The Company's consolidated financial statements also included debt of $5,578,000 that is owed by the variable interest entity that owns the West Virginia nursing center described in Note 8. The borrower is subject to covenants concerning total liabilities to tangible net worth as well as current assets compared to current liabilities. The borrower was in compliance with all such covenants at December 31, 2012. The borrower’s liabilities do not provide creditors with recourse to the general assets of the Company.

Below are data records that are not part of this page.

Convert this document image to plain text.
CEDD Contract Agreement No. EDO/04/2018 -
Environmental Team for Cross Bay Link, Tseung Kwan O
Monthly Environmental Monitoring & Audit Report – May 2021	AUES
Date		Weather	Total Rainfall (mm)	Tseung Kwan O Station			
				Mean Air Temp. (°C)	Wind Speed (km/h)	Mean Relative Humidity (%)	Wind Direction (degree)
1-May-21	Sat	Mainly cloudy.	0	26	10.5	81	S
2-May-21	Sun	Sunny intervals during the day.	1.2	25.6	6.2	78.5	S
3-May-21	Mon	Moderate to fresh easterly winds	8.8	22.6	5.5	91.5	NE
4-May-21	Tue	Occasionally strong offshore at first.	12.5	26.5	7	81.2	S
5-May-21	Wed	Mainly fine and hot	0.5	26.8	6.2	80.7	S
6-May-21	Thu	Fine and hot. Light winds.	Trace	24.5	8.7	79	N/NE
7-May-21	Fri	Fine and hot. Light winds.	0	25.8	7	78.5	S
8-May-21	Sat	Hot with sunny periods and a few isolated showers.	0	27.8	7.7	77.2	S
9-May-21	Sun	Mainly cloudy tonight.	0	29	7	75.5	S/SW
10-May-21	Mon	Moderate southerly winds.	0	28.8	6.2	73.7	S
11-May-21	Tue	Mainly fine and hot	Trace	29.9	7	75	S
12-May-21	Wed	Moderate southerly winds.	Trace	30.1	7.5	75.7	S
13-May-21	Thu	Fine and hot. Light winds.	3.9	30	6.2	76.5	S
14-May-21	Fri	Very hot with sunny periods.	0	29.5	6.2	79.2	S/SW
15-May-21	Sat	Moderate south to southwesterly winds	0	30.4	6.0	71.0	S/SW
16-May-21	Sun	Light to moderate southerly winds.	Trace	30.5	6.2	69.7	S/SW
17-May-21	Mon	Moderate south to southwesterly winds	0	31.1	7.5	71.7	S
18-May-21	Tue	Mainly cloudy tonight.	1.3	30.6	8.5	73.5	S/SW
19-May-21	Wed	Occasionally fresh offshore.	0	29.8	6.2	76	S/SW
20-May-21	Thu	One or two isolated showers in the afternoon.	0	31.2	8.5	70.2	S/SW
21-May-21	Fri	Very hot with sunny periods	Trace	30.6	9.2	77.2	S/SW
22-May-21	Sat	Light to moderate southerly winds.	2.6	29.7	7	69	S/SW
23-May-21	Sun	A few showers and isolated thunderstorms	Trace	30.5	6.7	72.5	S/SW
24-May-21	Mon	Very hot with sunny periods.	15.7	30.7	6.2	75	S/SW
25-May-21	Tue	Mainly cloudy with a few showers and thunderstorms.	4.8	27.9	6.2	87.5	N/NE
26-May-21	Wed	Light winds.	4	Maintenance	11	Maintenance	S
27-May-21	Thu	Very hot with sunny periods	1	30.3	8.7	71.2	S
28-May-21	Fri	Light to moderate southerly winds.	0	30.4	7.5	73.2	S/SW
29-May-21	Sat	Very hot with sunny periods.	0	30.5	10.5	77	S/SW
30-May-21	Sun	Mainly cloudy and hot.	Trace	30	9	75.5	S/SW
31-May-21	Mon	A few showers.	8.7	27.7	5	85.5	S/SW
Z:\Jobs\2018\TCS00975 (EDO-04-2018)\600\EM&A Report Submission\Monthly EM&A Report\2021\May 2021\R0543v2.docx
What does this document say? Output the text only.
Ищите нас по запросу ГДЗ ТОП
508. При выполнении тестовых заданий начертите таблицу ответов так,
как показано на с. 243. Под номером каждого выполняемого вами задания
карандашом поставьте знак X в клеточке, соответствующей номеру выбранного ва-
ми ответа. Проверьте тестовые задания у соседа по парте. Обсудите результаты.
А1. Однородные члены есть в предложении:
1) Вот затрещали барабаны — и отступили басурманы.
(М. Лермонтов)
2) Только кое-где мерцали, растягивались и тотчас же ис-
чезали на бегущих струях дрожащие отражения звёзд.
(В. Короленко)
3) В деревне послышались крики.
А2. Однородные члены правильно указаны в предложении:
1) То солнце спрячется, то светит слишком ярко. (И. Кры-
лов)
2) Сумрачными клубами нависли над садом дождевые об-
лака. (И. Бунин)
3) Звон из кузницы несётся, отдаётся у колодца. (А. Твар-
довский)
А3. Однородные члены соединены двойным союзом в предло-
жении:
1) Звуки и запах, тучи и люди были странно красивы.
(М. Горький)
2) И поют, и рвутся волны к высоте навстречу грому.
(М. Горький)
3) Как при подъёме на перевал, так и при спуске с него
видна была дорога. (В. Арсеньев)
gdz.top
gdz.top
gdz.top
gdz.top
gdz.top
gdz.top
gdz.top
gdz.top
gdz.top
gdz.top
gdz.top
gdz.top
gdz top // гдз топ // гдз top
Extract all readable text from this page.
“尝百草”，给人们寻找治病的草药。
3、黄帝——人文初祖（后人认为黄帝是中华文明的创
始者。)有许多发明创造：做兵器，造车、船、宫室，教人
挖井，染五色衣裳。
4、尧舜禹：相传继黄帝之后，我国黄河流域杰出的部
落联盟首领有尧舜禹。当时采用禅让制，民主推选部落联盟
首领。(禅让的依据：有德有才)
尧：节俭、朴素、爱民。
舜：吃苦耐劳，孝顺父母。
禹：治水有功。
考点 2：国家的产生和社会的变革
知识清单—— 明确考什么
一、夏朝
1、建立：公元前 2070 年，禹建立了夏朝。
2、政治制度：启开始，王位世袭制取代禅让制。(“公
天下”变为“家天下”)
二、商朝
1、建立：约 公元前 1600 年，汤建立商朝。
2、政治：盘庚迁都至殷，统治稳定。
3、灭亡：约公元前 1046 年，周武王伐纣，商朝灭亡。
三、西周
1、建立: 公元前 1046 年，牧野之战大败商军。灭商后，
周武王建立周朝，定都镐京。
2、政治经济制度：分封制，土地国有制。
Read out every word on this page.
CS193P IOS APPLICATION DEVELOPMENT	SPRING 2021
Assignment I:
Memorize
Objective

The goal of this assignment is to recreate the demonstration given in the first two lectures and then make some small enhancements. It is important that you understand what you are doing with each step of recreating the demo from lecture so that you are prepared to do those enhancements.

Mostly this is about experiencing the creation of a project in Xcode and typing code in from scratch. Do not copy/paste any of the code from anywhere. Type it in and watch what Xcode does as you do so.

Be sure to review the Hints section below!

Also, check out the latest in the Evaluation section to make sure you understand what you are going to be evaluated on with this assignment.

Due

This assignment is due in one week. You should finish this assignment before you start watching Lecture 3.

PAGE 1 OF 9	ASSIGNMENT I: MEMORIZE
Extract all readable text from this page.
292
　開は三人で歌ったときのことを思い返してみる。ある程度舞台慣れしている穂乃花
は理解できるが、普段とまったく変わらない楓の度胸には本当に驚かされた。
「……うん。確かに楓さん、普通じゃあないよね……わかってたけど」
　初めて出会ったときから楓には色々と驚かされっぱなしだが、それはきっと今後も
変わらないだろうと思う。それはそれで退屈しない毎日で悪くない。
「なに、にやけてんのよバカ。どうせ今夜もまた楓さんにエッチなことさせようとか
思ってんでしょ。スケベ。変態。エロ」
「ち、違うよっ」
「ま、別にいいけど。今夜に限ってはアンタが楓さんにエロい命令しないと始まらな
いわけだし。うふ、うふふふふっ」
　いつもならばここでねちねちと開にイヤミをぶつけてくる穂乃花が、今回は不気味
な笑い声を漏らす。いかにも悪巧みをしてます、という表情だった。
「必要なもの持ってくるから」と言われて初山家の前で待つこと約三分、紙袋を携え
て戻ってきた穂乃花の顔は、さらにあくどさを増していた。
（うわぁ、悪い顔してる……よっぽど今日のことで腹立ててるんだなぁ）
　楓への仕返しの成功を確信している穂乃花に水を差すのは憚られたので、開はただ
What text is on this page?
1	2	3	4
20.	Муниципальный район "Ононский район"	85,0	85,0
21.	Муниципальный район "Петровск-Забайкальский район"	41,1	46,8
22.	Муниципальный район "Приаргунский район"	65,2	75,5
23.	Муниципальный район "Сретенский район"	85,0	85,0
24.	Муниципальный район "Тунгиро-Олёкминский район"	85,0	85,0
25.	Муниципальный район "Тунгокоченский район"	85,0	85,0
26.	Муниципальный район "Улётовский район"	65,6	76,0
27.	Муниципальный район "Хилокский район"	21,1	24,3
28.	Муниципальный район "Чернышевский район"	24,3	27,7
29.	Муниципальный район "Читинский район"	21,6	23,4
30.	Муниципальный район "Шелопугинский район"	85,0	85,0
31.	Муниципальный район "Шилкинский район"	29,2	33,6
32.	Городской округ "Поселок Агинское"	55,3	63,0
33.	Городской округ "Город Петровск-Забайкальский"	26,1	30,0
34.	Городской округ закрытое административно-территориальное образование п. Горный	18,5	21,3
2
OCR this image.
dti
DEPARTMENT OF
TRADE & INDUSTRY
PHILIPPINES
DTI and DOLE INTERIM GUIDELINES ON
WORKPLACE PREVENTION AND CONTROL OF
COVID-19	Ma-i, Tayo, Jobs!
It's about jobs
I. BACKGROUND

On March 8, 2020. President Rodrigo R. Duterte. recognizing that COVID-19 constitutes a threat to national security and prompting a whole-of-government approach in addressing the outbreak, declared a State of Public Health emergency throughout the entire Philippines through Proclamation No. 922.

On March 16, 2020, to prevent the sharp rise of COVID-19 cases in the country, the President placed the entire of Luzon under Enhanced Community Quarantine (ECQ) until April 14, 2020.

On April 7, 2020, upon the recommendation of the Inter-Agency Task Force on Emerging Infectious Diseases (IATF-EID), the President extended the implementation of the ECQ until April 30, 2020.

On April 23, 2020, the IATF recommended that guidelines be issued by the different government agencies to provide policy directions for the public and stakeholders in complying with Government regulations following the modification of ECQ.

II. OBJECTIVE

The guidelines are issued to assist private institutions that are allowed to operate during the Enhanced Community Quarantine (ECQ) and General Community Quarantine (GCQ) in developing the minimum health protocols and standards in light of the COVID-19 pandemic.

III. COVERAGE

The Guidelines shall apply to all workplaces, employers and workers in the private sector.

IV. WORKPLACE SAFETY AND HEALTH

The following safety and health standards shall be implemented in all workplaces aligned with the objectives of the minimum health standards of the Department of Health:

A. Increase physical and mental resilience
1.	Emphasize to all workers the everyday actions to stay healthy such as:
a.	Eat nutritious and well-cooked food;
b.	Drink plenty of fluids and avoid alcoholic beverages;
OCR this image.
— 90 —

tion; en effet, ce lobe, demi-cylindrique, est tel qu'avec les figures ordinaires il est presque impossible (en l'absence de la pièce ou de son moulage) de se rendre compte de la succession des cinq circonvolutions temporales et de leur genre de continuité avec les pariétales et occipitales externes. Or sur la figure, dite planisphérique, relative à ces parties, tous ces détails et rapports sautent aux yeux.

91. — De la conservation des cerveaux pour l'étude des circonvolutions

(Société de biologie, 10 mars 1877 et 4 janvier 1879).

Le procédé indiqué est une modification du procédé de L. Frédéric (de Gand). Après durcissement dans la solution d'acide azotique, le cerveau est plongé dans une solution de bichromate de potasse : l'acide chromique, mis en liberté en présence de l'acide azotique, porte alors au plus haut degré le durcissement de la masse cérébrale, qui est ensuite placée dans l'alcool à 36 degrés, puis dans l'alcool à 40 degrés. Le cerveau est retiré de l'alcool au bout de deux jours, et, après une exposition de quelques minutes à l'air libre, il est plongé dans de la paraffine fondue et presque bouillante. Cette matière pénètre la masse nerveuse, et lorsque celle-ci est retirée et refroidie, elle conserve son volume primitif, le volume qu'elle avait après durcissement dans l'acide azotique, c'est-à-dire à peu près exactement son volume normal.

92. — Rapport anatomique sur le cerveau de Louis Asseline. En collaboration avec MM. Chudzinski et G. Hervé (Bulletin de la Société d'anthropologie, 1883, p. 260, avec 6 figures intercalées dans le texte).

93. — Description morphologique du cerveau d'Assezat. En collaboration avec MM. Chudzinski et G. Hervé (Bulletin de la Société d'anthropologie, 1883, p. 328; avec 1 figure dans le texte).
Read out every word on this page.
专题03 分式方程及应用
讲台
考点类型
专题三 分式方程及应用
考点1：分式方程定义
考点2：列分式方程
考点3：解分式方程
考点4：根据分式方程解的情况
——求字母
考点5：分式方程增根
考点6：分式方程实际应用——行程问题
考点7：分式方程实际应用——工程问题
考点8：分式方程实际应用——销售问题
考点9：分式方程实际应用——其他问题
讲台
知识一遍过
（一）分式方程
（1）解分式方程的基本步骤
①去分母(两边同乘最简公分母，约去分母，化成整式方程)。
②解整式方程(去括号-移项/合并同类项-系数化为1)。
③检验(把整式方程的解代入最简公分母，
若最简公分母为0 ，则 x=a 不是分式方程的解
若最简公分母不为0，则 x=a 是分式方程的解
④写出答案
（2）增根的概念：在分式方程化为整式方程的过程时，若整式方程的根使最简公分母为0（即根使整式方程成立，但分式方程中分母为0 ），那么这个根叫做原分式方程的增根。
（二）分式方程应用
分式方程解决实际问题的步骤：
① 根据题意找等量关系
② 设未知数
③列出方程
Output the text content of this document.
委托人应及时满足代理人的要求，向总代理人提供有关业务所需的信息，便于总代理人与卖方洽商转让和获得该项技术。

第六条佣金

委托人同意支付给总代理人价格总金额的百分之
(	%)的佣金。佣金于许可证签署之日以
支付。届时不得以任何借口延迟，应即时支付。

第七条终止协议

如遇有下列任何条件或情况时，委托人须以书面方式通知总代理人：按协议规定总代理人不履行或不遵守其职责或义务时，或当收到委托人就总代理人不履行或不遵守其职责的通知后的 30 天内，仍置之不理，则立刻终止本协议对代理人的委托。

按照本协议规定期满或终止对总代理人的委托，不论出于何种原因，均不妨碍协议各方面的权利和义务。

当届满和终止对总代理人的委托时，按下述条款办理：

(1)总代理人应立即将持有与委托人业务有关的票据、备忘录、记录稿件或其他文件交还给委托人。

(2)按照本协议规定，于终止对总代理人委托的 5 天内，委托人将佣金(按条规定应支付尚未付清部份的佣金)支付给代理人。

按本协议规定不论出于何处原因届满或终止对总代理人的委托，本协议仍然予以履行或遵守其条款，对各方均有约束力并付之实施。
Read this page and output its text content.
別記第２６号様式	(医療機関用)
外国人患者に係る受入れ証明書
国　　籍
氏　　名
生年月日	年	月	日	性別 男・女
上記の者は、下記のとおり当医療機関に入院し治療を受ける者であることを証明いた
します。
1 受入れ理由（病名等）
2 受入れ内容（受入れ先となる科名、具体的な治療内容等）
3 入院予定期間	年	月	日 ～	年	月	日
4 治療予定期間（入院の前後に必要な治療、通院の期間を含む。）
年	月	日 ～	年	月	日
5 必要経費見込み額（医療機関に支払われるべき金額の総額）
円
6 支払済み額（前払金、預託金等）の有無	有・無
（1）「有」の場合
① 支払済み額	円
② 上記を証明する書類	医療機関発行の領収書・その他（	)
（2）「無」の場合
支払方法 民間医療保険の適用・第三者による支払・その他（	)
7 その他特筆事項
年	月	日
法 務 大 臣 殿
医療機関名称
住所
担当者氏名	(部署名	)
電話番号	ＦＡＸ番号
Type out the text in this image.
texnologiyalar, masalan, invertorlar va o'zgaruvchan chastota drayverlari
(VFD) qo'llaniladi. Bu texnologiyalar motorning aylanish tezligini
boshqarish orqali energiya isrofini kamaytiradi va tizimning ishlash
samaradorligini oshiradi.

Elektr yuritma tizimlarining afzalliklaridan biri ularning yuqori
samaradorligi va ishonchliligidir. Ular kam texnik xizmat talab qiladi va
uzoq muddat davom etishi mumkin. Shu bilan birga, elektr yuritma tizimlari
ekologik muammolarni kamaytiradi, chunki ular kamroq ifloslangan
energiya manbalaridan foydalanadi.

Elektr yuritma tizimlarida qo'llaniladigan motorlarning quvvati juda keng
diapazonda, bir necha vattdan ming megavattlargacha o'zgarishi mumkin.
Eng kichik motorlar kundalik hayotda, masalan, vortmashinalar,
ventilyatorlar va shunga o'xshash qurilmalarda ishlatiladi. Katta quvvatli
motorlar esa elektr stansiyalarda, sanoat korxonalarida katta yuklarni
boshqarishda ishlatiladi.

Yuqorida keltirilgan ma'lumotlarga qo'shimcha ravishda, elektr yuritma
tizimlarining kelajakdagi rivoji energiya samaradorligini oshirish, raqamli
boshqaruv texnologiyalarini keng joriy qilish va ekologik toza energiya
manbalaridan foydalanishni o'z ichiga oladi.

Interest Rate Swap Transaction
As part of the debt agreements entered into in March 2011, the Company entered into an interest rate swap agreement with a member of the bank syndicate as the counterparty. The Company designated its interest rate swap as a cash flow hedge and the earnings component of the hedge, net of taxes, is reflected as a component of other comprehensive income (loss). In conjunction with the amendment to the Credit Facility, the Company retained the previously agreed upon interest rate swap terms, and redesignated the interest rate swap as a cash flow hedge. The interest rate swap agreement requires the Company to make fixed rate payments to the bank calculated on the applicable notional amount of $22,500,000 at an annual fixed rate of 6.87% while the bank is obligated to make payments to the Company based on LIBOR on the same notional amounts.
The Company assesses the effectiveness of its interest rate swap on a quarterly basis and at June 30, 2013, the Company determined that the interest rate swap was effective. The interest rate swap valuation model indicated a net liability of $1,034,000 at June 30, 2013. The fair value of the interest rate swap is included in “other noncurrent liabilities” on the Company’s interim consolidated balance sheet. The balance of accumulated other comprehensive loss at June 30, 2013 is $641,000 and reflects the liability related to the interest rate swap, net of the income tax benefit of $393,000. As the Company’s interest rate swap is not traded on a market exchange, the fair value is determined using a valuation based on a discounted cash flow analysis. This analysis reflects the contractual terms of the interest rate swap agreement and uses observable market-based inputs, including estimated future LIBOR interest rates. The interest rate swap valuation is classified in Level 2 of the fair value hierarchy, in accordance with the FASB guidance set forth in ASC 820, Fair Value Measurement.